Unexpected Xe cations and superconductivity in Y-Xe compounds under pressure

TL;DR

This study uses first-principles calculations to discover that under high pressure, Y-Xe compounds form intermetallic structures with positively charged Xe atoms, some of which exhibit superconductivity at low temperatures.

Contribution

It reveals new Y-Xe intermetallic compounds formed under pressure, demonstrating electron transfer and superconductivity, expanding understanding of noble gas chemistry under extreme conditions.

Findings

Y-Xe compounds form above 60 GPa with various stoichiometries.

All compounds are intermetallic with positively charged Xe.

Certain phases exhibit phonon-mediated superconductivity at low temperatures.

Abstract

The metal-based noble gas compounds exhibit interesting behavior of electronic valence states under pressure.

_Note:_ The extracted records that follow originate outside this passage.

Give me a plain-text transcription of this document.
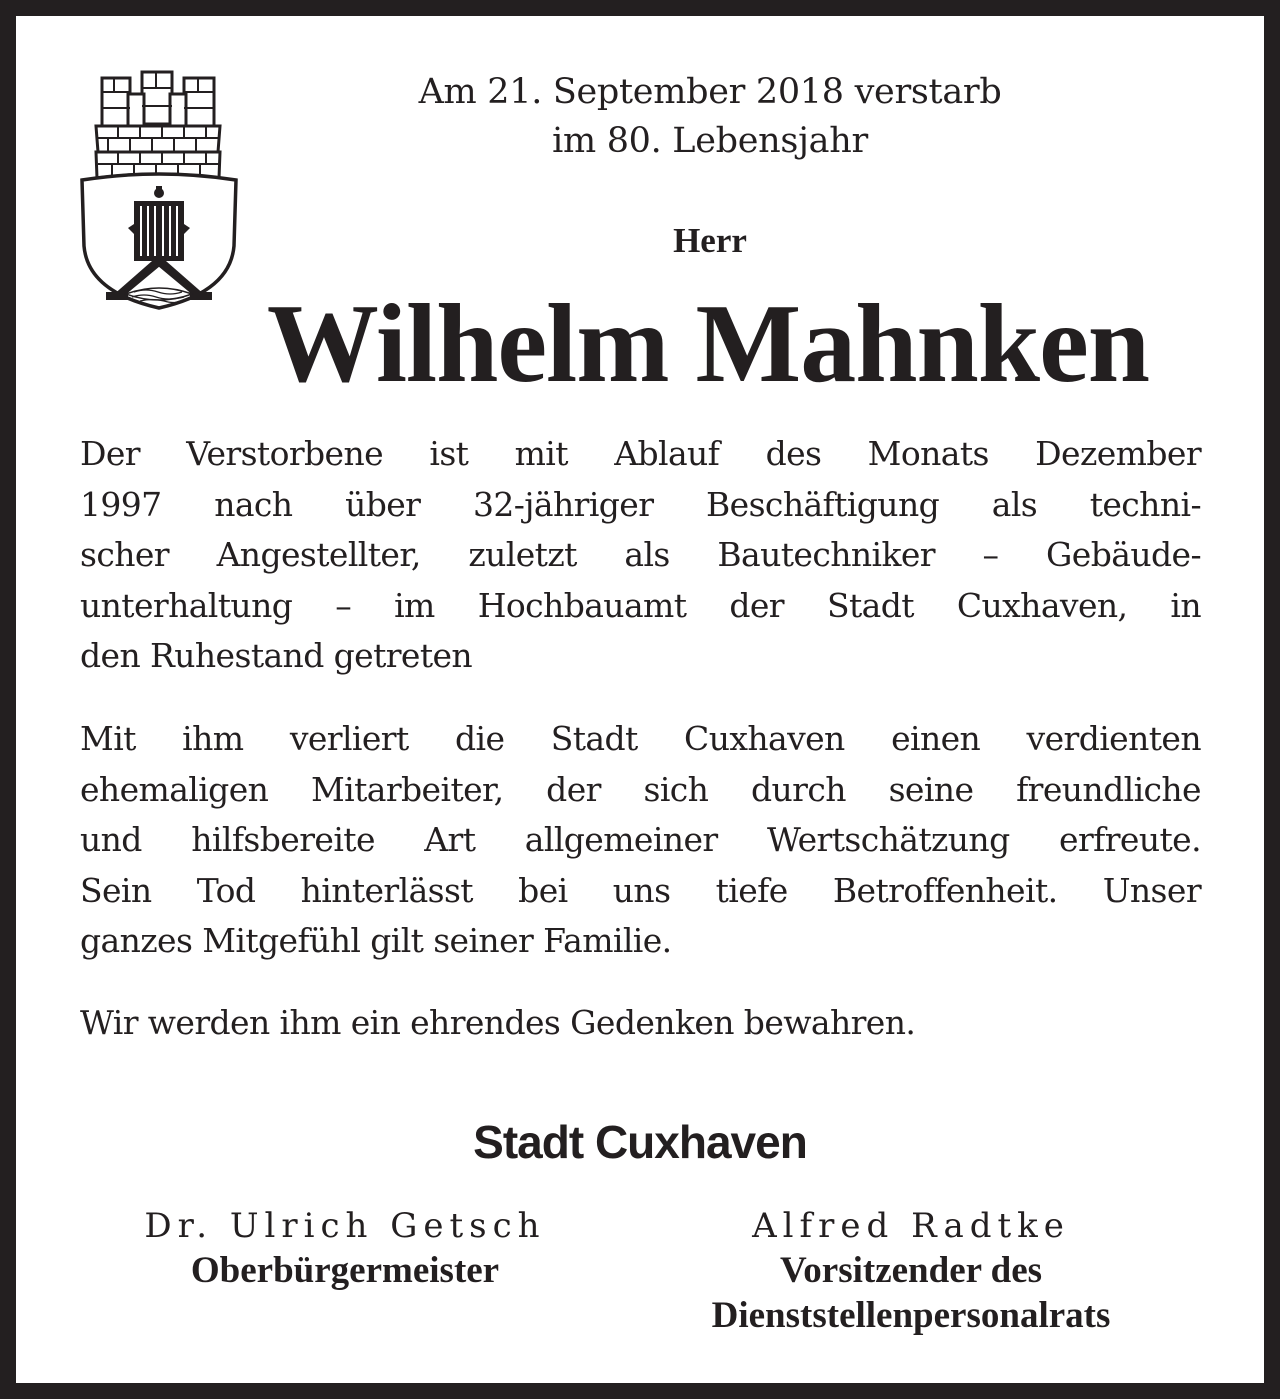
Am 21. September 2018 verstarb
im 80. Lebensjahr
Herr
Wilhelm Mahnken
Der Verstorbene ist mit Ablauf des Monats Dezember
1997 nach über 32-jähriger Beschäftigung als techni-
scher Angestellter, zuletzt als Bautechniker – Gebäude-
unterhaltung – im Hochbauamt der Stadt Cuxhaven, in
den Ruhestand getreten
Mit ihm verliert die Stadt Cuxhaven einen verdienten
ehemaligen Mitarbeiter, der sich durch seine freundliche
und hilfsbereite Art allgemeiner Wertschätzung erfreute.
Sein Tod hinterlässt bei uns tiefe Betroffenheit. Unser
ganzes Mitgefühl gilt seiner Familie.
Wir werden ihm ein ehrendes Gedenken bewahren.
Stadt Cuxhaven
Dr. Ulrich Getsch
Oberbürgermeister
Alfred Radtke
Vorsitzender des
Dienststellenpersonalrats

For example, Xe upon compression can gain electrons from the alkali metal, or lose electrons unexpectedly to Fe and Ni, toward formation of stable metal compounds. In addition, the Na2He is not even stabilized by the local chemical bonds but via the long-range Coulomb interactions. Herein, by using the first-principles calculations and the unbiased structure searching techniques, we uncover that the transition metal Y is able to react with Xe above 60 GPa within various Y-Xe stochiometries, namely the YXe, YXe2, YXe3 and Y3Xe structures. Surprisingly, it is found that all the resulting compounds are intermetallic and Xe atoms are positively charged. We also argue that the pressure-induced changes of the energy orbital filling are responsible for the electron transfer from Xe to Y. Meanwhile, the Peierls-like mechanism is found to stabilize the energetically most favorable YXe-Pbam phase. Furthermore, the predicted YXe-Pbam, YXe-Pnnm, and YXe3-I4/mcm phases are discovered to be phonon-mediated superconductors under pressure, with the critical superconducting temperatures in the range of approximately 3-4K, 7-10K, and 5-6K, respectively. In summary, our work promotes further understanding of the crystal structures and electronic properties of the metal-based noble gas compounds.